By Malcolm Haslett
BBC Eurasia analyst
One of the world leaders attending the Holocaust memorial ceremonies at Auschwitz on Thursday had a particular personal link with the camp.
Mr Yushchenko lit a candle at the Auschwitz ceremony in Poland
The father of new Ukrainian president Viktor Yushchenko was a prisoner there.
Mr Yushchenko has put a heavy emphasis on his father's internment in Auschwitz, and for obvious reasons.
In the past, his opponents have depicted him not just as a right-wing nationalist working for the US, but as a Nazi, plain and simple.
During the recent election campaign billboards in the eastern city of Donetsk portrayed Mr Yushchenko in Nazi uniform giving a Nazi salute.
Opponents in Ukraine and Russia have also played on his wife's US citizenship and her alleged connections with American right-wing circles.
In 2001, the Russian television presenter Mikhail Leontiev, known for his controversial pro-Kremlin sympathies, accused Mrs Kateryna Yushchenko of being a "CIA agent" sent to Ukraine to bring her husband to power.
Mrs Yushchenko won a libel case in a Ukrainian court against Mr Leontiev and his "Odnako" [However] programme.
But that did not end the accusations, which reached a new high point in the run-up to the election.
Critics attacked Kateryna Yushchenko's US links
To bolster their accusations, Mr Yushchenko's detractors pointed to the undeniable fact that right-wing nationalist groups in the Ukraine, such as UNA-UNSO (Ukrainian National Association), clearly supported Mr Yushchenko rather than the Russian-backed candidate Viktor Yanukovych.
Mr Yushchenko has tried all along to distance himself from the extreme right, and at one point told UNA-UNSO to go and campaign for his opponent instead.

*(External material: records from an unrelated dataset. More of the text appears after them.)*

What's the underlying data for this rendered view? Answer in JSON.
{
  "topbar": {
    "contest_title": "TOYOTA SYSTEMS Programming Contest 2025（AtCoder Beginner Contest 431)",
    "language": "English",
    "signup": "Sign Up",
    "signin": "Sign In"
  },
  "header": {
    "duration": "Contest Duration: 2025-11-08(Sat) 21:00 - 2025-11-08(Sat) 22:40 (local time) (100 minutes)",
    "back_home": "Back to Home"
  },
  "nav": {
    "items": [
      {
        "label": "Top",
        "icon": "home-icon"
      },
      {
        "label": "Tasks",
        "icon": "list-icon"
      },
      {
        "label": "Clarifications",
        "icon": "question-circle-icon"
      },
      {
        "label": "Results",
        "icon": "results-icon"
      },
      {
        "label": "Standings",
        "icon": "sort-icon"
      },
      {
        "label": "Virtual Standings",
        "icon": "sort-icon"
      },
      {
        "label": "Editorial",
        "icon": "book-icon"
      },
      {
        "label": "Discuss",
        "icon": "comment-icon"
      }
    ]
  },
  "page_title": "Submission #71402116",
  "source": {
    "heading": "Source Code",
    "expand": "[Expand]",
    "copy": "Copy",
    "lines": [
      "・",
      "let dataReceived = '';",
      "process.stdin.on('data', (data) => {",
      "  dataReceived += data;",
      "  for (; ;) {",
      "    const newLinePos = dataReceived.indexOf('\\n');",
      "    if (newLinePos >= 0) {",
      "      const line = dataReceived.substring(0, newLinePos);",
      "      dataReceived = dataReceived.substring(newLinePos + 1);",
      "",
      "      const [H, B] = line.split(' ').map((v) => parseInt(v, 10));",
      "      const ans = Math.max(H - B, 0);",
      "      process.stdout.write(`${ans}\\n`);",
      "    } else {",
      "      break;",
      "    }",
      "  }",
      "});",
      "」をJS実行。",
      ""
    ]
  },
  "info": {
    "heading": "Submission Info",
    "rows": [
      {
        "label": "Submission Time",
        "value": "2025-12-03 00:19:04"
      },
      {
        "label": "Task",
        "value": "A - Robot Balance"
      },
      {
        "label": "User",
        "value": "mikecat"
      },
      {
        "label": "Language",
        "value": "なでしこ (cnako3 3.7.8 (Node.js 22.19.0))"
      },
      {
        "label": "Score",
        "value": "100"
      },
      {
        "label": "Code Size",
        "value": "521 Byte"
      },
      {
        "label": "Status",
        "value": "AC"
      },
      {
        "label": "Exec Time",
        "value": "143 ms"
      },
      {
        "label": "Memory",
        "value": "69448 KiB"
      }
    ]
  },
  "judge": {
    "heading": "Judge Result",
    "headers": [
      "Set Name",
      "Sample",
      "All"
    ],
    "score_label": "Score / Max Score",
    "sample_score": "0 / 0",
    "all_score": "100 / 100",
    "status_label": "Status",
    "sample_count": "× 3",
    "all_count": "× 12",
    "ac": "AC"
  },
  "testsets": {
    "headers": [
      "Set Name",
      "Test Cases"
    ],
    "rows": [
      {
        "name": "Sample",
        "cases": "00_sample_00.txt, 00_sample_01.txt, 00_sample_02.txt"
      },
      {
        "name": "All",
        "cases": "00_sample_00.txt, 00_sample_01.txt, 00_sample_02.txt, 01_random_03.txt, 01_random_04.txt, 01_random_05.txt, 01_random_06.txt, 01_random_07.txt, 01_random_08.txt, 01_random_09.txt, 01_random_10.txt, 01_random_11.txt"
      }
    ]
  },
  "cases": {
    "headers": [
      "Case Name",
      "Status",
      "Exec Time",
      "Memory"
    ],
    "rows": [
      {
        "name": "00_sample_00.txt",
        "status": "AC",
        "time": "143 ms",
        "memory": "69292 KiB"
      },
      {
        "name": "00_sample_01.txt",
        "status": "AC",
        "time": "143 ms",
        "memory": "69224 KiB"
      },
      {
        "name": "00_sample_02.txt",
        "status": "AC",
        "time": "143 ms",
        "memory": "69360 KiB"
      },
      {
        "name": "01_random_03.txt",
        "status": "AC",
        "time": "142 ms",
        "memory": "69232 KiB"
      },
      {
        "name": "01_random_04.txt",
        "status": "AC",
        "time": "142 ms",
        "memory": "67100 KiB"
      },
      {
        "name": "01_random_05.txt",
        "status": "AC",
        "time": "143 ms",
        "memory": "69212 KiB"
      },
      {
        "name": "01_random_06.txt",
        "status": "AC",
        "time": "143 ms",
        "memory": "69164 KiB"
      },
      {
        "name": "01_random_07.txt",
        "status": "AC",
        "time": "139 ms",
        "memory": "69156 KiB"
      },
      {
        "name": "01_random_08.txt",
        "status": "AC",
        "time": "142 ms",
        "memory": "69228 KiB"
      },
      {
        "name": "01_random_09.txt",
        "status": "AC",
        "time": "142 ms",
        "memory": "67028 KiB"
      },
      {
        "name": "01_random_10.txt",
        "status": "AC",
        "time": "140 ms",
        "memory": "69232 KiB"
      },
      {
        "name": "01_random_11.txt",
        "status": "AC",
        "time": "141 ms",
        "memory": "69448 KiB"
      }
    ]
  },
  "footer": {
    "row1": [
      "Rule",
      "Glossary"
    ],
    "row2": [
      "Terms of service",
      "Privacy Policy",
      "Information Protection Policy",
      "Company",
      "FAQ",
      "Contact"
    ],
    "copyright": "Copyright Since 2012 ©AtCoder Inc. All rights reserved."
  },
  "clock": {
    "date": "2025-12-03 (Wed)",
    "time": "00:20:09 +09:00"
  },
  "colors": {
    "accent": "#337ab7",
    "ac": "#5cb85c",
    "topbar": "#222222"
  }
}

The chance to advertise his father's imprisonment and suffering in Nazi concentration camps has now given his case a strong fillip.
But his opponents have also been trying to imply that his wife's family has shady secrets. There have been suggestions that hers parents, who emigrated to the US from Germany in the 1950s, had either collaborated with the Nazis or at the very least shown disloyalty to their homeland by not returning home after the war.
Mrs Yushchenko, however, has pointed out that many thousands of Ukrainians were taken to Germany during the war as slave labour, and those who returned to Stalin's USSR after the war often ended up being sent back to work camps - these ones run by the Soviets.
In his speech at Auschwitz, Mr Yushchenko pledged to work for the elimination in Ukraine of "anti-Semitism, xenophobia and hatred among people".
That will not stop the new president's opponents from continuing their attacks on his integrity.
Yet in the eyes of international opinion, the episode of Mr Yushchenko's poisoning last October, and the admitted fraud in the first count, give the new Ukrainian president a huge advantage over his critics in terms of credibility.